WEEKLY COMMUNICATOR (300 x 100 px) (200 × 100 px) (1)


  • Many seniors have multiple medical problems, which result in large numbers of medications being prescribed. Add to this over-the counter drugs and supplements, and the result is many people taking more than 10 pills a day.
  • The more medication someone takes the more potential there is for drug interactions, dosing mistakes, and side effects.
  • The top two medication mistakes are forgetting to take a drug OR forgetting it was taken and taking it a second or even third time. This can lead to severe side effects.
  • Aging kidneys and liver are less effective at filtering medications out of the blood, which can lead to toxic levels.
  • Ongoing monitoring by the provider is necessary to reinforce safety with medications.


  • A medication bag is given at the first appointment. Use the bag to bring prescription medications to all future appointments, along with a current list of over-the-counter medications and supplements. Confirming valuable information on the prescription bottle is one way to minimize medication errors.
  • Do not make changes to medications; always call the office to discuss concerns with dosage or administration times.
  • All medications prescribed by MMC providers should be managed by the MMC team. If a medication or dose is changed by another doctor, please notify our office before proceeding.
  • Never give a person medication prescribed for someone else.
  • Pharmacists are a valuable resource for medication questions.
  • Let the pharmacist know if a medication dose is changed or a medication is stopped.

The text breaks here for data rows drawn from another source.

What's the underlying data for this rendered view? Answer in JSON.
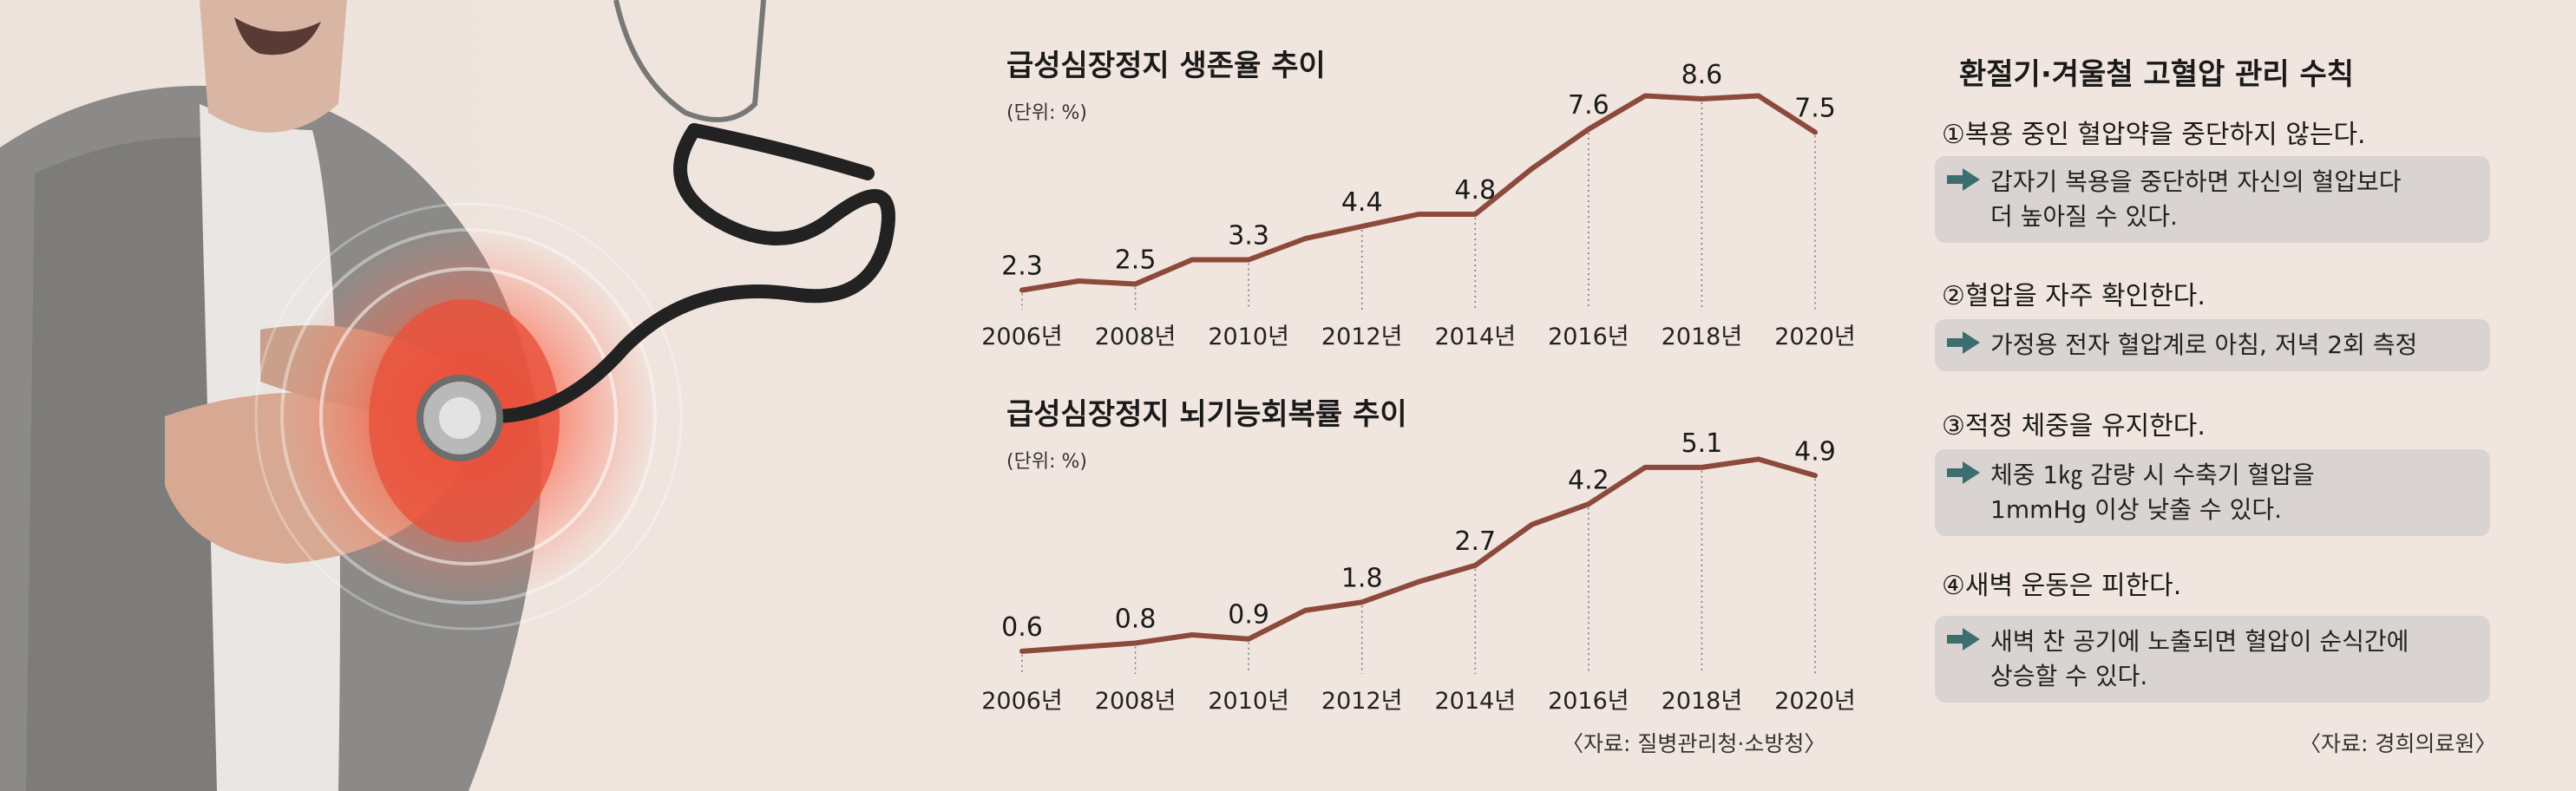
{
  "charts": [
    {
      "title": "급성심장정지 생존율 추이",
      "unit": "(단위: %)",
      "chart_data": {
        "type": "line",
        "x": [
          2006,
          2007,
          2008,
          2009,
          2010,
          2011,
          2012,
          2013,
          2014,
          2015,
          2016,
          2017,
          2018,
          2019,
          2020
        ],
        "values": [
          2.3,
          2.6,
          2.5,
          3.3,
          3.3,
          4.0,
          4.4,
          4.8,
          4.8,
          6.3,
          7.6,
          8.7,
          8.6,
          8.7,
          7.5
        ],
        "labeled_points": [
          {
            "x": 2006,
            "label": "2.3"
          },
          {
            "x": 2008,
            "label": "2.5"
          },
          {
            "x": 2010,
            "label": "3.3"
          },
          {
            "x": 2012,
            "label": "4.4"
          },
          {
            "x": 2014,
            "label": "4.8"
          },
          {
            "x": 2016,
            "label": "7.6"
          },
          {
            "x": 2018,
            "label": "8.6"
          },
          {
            "x": 2020,
            "label": "7.5"
          }
        ],
        "tick_labels": [
          "2006년",
          "2008년",
          "2010년",
          "2012년",
          "2014년",
          "2016년",
          "2018년",
          "2020년"
        ],
        "ylim": [
          2.0,
          9.0
        ],
        "line_color": "#8b4a3c"
      }
    },
    {
      "title": "급성심장정지 뇌기능회복률 추이",
      "unit": "(단위: %)",
      "chart_data": {
        "type": "line",
        "x": [
          2006,
          2007,
          2008,
          2009,
          2010,
          2011,
          2012,
          2013,
          2014,
          2015,
          2016,
          2017,
          2018,
          2019,
          2020
        ],
        "values": [
          0.6,
          0.7,
          0.8,
          1.0,
          0.9,
          1.6,
          1.8,
          2.3,
          2.7,
          3.7,
          4.2,
          5.1,
          5.1,
          5.3,
          4.9
        ],
        "labeled_points": [
          {
            "x": 2006,
            "label": "0.6"
          },
          {
            "x": 2008,
            "label": "0.8"
          },
          {
            "x": 2010,
            "label": "0.9"
          },
          {
            "x": 2012,
            "label": "1.8"
          },
          {
            "x": 2014,
            "label": "2.7"
          },
          {
            "x": 2016,
            "label": "4.2"
          },
          {
            "x": 2018,
            "label": "5.1"
          },
          {
            "x": 2020,
            "label": "4.9"
          }
        ],
        "tick_labels": [
          "2006년",
          "2008년",
          "2010년",
          "2012년",
          "2014년",
          "2016년",
          "2018년",
          "2020년"
        ],
        "ylim": [
          0.3,
          5.5
        ],
        "line_color": "#8b4a3c"
      }
    }
  ],
  "charts_source": "〈자료: 질병관리청·소방청〉",
  "rules": {
    "title": "환절기·겨울철 고혈압 관리 수칙",
    "items": [
      {
        "head": "①복용 중인 혈압약을 중단하지 않는다.",
        "detail": "갑자기 복용을 중단하면 자신의 혈압보다\n더 높아질 수 있다."
      },
      {
        "head": "②혈압을 자주 확인한다.",
        "detail": "가정용 전자 혈압계로 아침, 저녁 2회 측정"
      },
      {
        "head": "③적정 체중을 유지한다.",
        "detail": "체중 1㎏ 감량 시 수축기 혈압을\n1mmHg 이상 낮출 수 있다."
      },
      {
        "head": "④새벽 운동은 피한다.",
        "detail": "새벽 찬 공기에 노출되면 혈압이 순식간에\n상승할 수 있다."
      }
    ],
    "source": "〈자료: 경희의료원〉"
  },
  "colors": {
    "background": "#f1e5df",
    "line": "#8b4a3c",
    "box": "#d9d4d2",
    "arrow": "#3d6e6e"
  }
}
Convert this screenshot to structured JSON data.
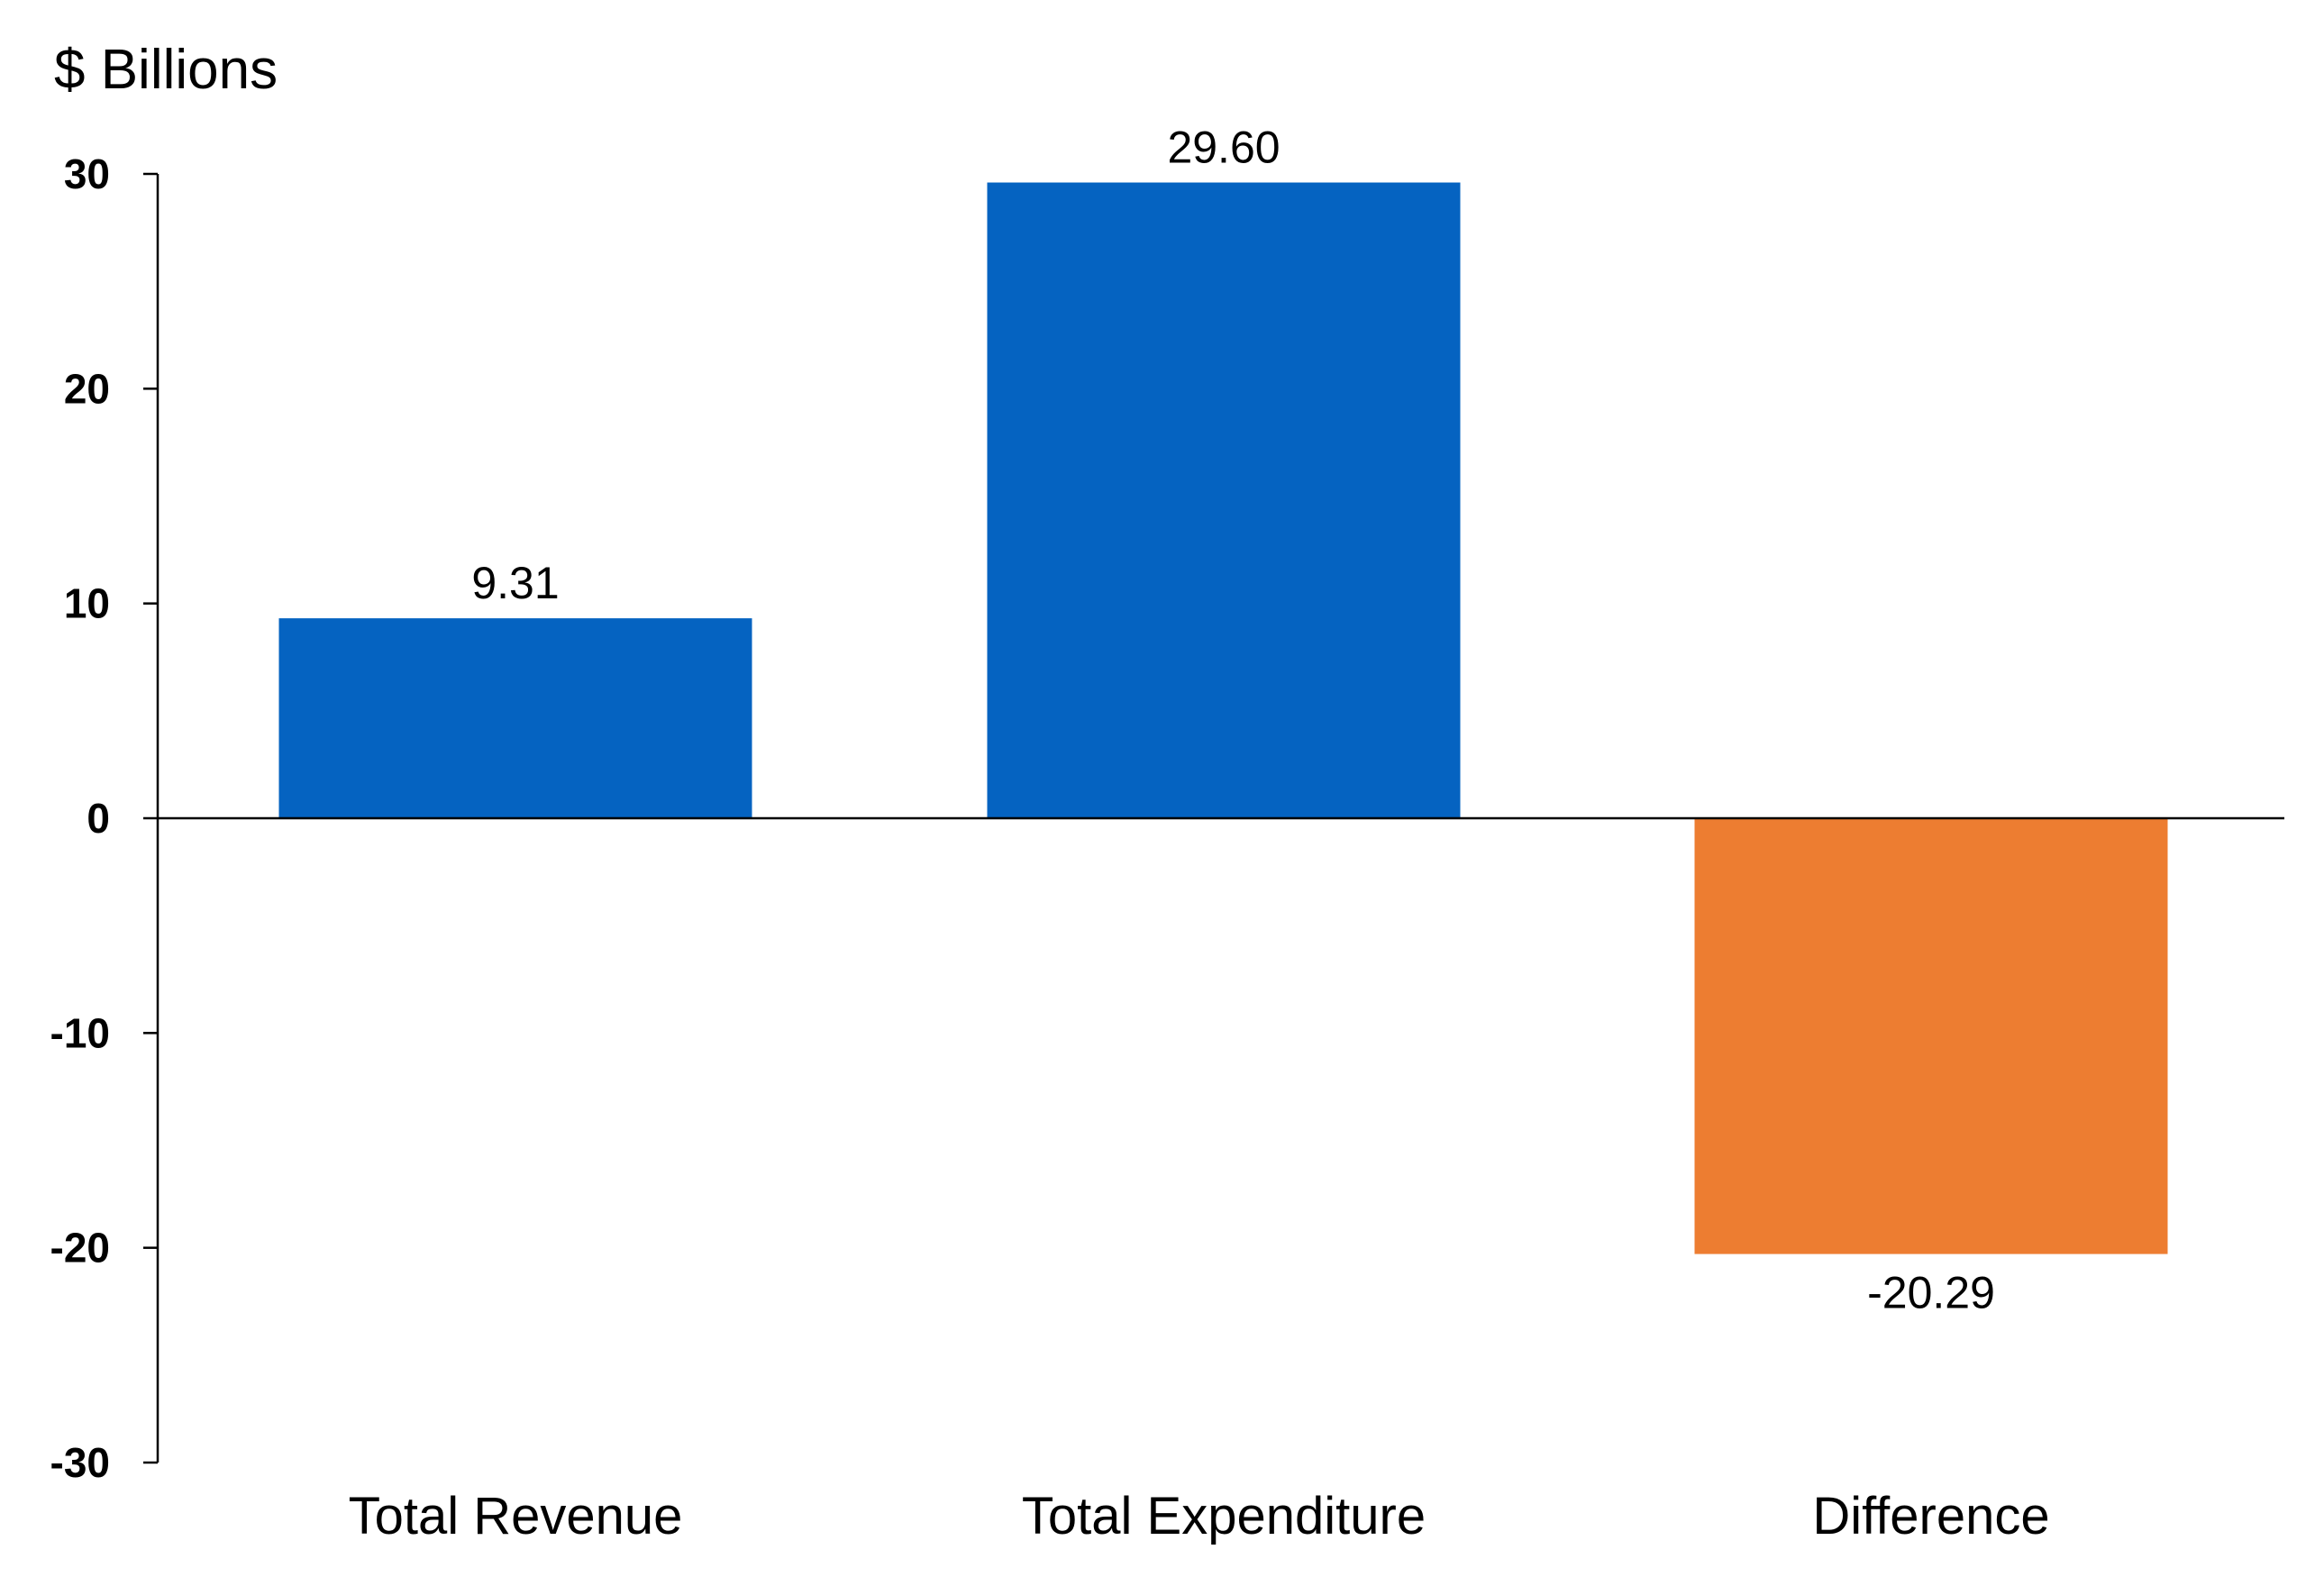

  • Write out a complete medication schedule.
  • Use a weekly pill organizer.
  • Fill the pill organizer every Sunday.
  • After filling the pill organizer, keep the medication bottles out of sight and even locked away from where the pill organizer is kept.
  • Spot check the pill organizer during the week to be certain medications are being taken as prescribed.
  • Discuss with the provider or nurse any dose timing issues that may be over-complicating the medication regimen. Some medications can be dosed twice daily instead of three times daily, which can ease the medication administration routine.
  • Medications no longer in use should be safely discarded or locked away for future use if necessary.
  • If a weekly pill organizer is not effective, speak to your provider or nurse about other strategies to use.
  • An updated medication list will be provided after each appointment at MMC. Keep this list in the binder and record any changes between appointments. The sheet can also be used to record any side effects to report at the next visit.
  • A written medication list or photo of the list kept on a cell phone can be helpful for emergencies — just be sure to keep these lists updated.
  • If swallowing is difficult, talk to the provider or nurse about using medication patches, changing to liquid form, or crushing medications and putting them in food.